Law enforcement employees and custodial workers would contribute an additional 2% of their earnings to a separate fund, as current workers in those roles do. They would also be eligible for the 4% guaranteed interest.
At the time of retirement, Texas would match the value of an employee’s account at 150% of its value. The supplemental fund for law enforcement and custodial workers would be matched at 300%. Both matches are the same as are available under the current pension plan, Huffman said.
Joe Newton, an actuary at GRS Consulting, which advises governments across the country on issues including pensions, told lawmakers that the overhaul would be “very comparable” to similar reforms that have been implemented by other states.

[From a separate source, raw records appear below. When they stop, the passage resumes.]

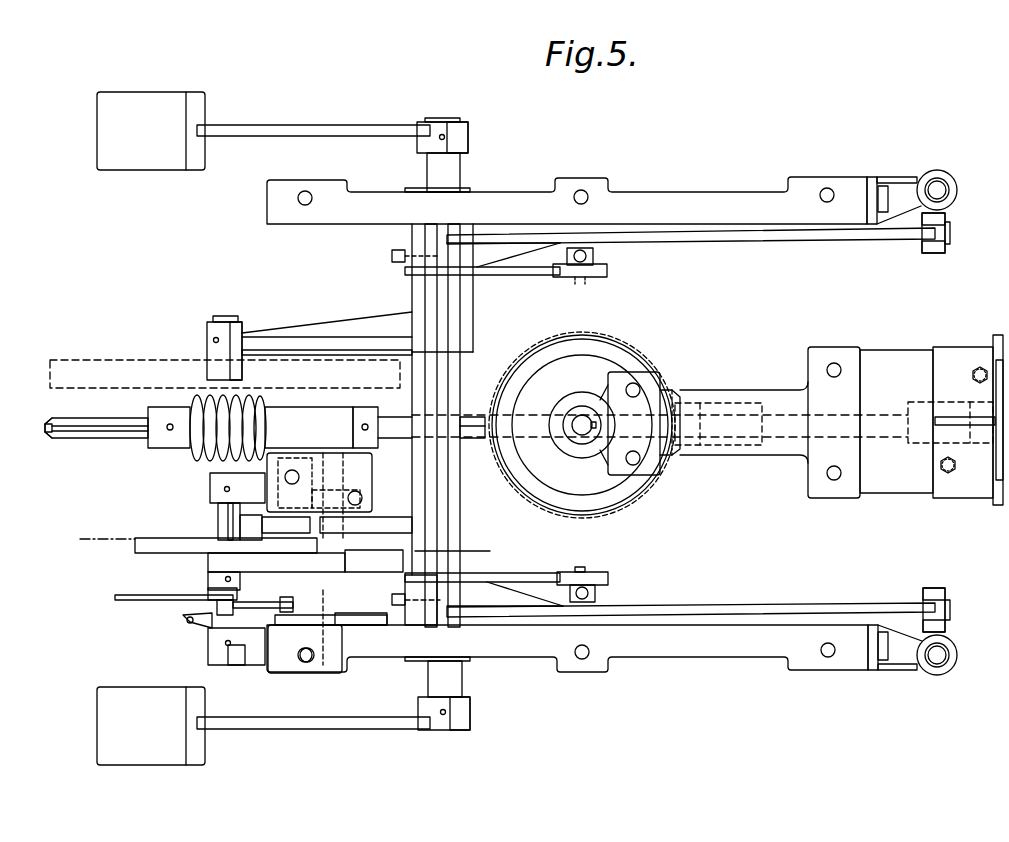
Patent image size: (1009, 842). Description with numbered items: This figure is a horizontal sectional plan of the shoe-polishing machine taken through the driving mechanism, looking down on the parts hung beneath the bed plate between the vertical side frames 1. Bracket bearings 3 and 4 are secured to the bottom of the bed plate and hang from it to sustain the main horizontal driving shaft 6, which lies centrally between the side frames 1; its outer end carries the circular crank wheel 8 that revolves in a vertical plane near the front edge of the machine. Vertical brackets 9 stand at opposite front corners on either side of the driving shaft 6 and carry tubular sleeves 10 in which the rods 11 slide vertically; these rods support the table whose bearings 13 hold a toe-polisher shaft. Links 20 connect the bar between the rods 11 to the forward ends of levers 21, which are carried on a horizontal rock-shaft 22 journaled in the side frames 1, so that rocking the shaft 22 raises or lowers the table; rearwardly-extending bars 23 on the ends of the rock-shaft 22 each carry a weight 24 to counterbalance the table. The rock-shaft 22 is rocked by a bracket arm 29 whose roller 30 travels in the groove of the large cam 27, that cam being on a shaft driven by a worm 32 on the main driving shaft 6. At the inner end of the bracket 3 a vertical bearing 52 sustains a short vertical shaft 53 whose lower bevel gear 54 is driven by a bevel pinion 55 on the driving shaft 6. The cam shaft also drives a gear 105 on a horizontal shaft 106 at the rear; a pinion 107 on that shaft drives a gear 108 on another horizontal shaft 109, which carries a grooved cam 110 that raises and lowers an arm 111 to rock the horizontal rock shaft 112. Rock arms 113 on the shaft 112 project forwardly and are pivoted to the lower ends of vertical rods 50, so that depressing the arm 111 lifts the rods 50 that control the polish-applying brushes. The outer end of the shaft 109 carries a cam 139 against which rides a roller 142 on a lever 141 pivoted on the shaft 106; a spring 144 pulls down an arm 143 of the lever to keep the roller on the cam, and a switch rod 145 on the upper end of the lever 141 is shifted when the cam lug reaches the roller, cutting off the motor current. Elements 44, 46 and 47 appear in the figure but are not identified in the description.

The vertical side frames 1 is at (567, 424).
The bracket bearing 3 is at (795, 452).
The bracket bearing 4 is at (321, 427).
The main horizontal driving shaft 6 is at (102, 430).
The circular crank wheel 8 is at (995, 505).
The vertical brackets 9 is at (876, 176).
The tubular sleeves 10 is at (938, 171).
The rods 11 is at (923, 178).
The bearings 13 is at (281, 547).
The links 20 is at (932, 255).
The levers 21 is at (806, 237).
The rock-shaft 22 is at (458, 173).
The rearwardly-extending bars 23 is at (320, 126).
The weight 24 is at (151, 428).
The cam 27 is at (77, 376).
The bracket arm 29 is at (298, 332).
The roller 30 is at (214, 367).
The worm 32 is at (196, 457).
The bolt 44 is at (955, 478).
The bolt 46 is at (1000, 366).
The slot 47 is at (1000, 402).
The vertical rod 50 is at (596, 254).
The vertical bearing 52 is at (584, 438).
The short vertical shaft 53 is at (576, 419).
The bevel gear 54 is at (648, 494).
The bevel pinion 55 is at (680, 459).
The gear 105 is at (135, 548).
The horizontal shaft 106 is at (218, 515).
The pinion 107 is at (208, 562).
The gear 108 is at (360, 565).
The horizontal shaft 109 is at (325, 666).
The cam 110 is at (412, 530).
The arm 111 is at (366, 540).
The horizontal rock shaft 112 is at (416, 466).
The lever or rock arms 113 is at (548, 271).
The cam 139 is at (370, 624).
The lever 141 is at (217, 606).
The roller 142 is at (272, 621).
The arm 143 is at (187, 619).
The spring 144 is at (205, 630).
The switch rod 145 is at (115, 598).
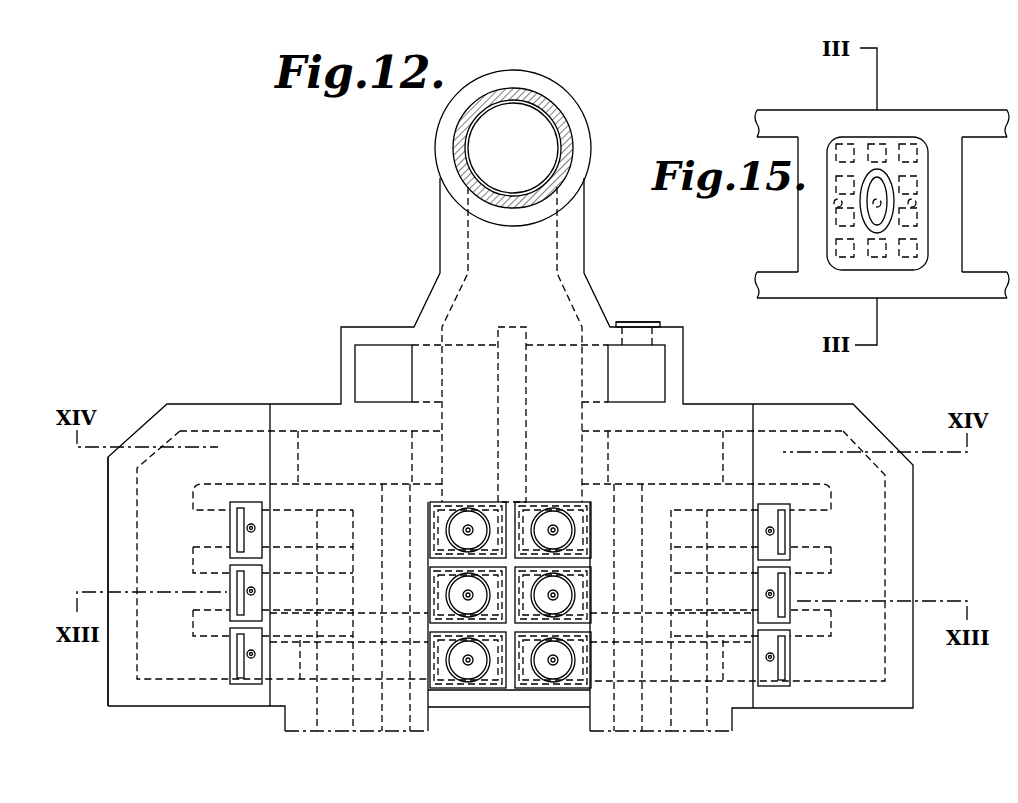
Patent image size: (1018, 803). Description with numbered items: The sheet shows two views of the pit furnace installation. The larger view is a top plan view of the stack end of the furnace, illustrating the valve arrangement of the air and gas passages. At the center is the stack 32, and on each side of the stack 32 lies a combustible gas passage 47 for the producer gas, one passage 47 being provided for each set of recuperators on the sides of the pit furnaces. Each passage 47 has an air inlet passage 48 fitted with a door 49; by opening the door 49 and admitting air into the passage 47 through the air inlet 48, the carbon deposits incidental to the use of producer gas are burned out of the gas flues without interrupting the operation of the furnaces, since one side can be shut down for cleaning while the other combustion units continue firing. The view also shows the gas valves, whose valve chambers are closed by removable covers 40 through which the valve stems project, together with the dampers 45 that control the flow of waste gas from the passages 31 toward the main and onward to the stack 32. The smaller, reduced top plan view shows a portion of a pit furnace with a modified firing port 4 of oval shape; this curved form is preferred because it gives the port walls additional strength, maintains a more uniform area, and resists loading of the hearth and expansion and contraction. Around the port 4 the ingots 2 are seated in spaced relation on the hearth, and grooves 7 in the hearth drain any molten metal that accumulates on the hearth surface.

In FIG. 12, the stack 32 is at (513, 148).
In FIG. 12, the combustible gas passage 47 is at (510, 373).
In FIG. 12, the air inlet passage 48 is at (630, 322).
In FIG. 12, the door 49 is at (645, 327).
In FIG. 12, the removable cover 40 is at (432, 506).
In FIG. 12, the damper 45 is at (230, 526).
In FIG. 12, the passage 31 is at (157, 563).
In FIG. 15, the ingot 2 is at (845, 150).
In FIG. 15, the groove 7 is at (890, 185).
In FIG. 15, the firing port 4 is at (877, 201).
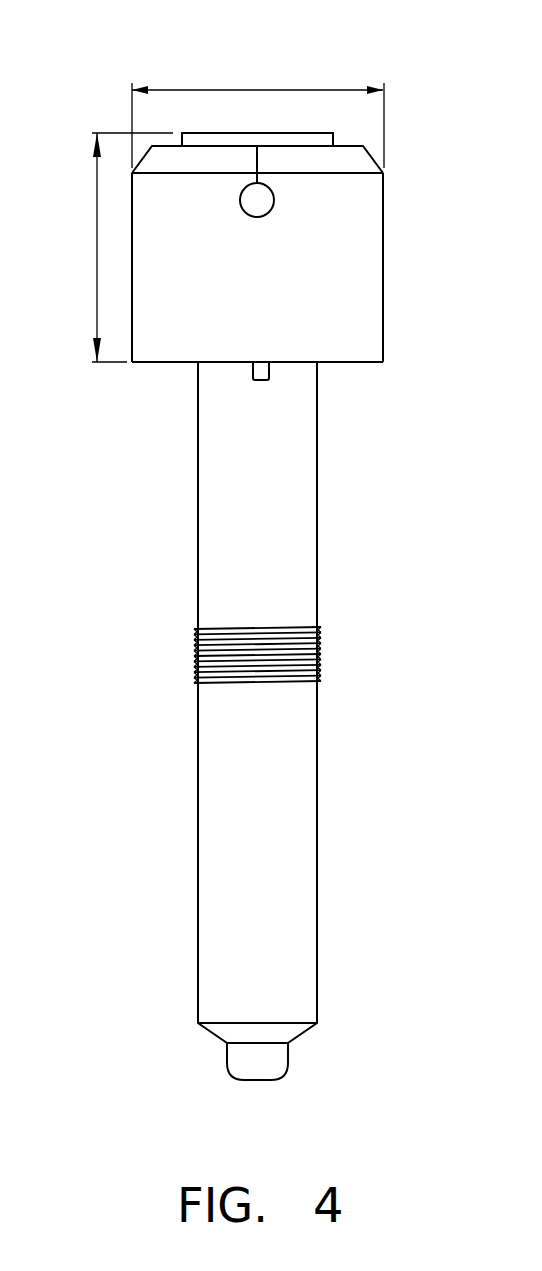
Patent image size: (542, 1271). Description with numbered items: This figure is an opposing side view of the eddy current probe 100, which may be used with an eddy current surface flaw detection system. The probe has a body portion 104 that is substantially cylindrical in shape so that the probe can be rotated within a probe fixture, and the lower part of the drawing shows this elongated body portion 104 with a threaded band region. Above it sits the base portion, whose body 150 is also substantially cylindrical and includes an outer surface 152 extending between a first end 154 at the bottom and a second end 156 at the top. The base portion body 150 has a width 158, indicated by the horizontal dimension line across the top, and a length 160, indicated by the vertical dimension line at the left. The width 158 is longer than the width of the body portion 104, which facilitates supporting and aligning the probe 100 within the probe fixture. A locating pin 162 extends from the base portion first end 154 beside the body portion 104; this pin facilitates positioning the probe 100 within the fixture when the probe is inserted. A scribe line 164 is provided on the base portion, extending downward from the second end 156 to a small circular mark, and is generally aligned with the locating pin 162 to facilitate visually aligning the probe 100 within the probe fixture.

Tyler Sheldon, legislative director for the Texas State Employees Union, said that maintaining the traditional pension plan is “the preferred method and has worked for decades.” Sheldon pointed to a 20% turnover rate among state employees and urged the committee to “take into account how this will impact state employees.”
“It’s more important than ever that we look into pay raises and increases and benefits and not change anything that will adversely affect our state workforce,” Sheldon said.
Joe Hamill, Texas political and legislative director for the American Federation of State, County and Municipal Employees, cautioned that “a pension plan that provides a modest and secure retirement is key to recruiting and retaining quality state employees.” AFSCME represents workers at the Texas Department of Criminal Justice and retired state employees.
Huffman’s proposal, as advanced by the committee, would require the state to pay $350 million per year to the retirement system to shore up its debt. But Huffman said she intends to introduce an amendment on the Senate floor that would increase those payments to $512 million per year.
State Sen. Jane Nelson, R-Flower Mound, the committee chair, praised Huffman for her work on the overhaul, but said that “we still have some kinks to iron out.”
Huffman acknowledged that the sweeping, 15-page overhaul to the state’s pension system that was unveiled on Monday will likely undergo additional changes on the Senate floor and referred to the process as “very transparent.” She said she has worked closely with state Rep. Greg Bonnen, R-League City, who is carrying the measure in the Texas House.
Huffman said she did not solicit input directly from state workers prior to the hearing. Huffman did reach out to employee unions, she said, and they “seem to be fine with” the changes.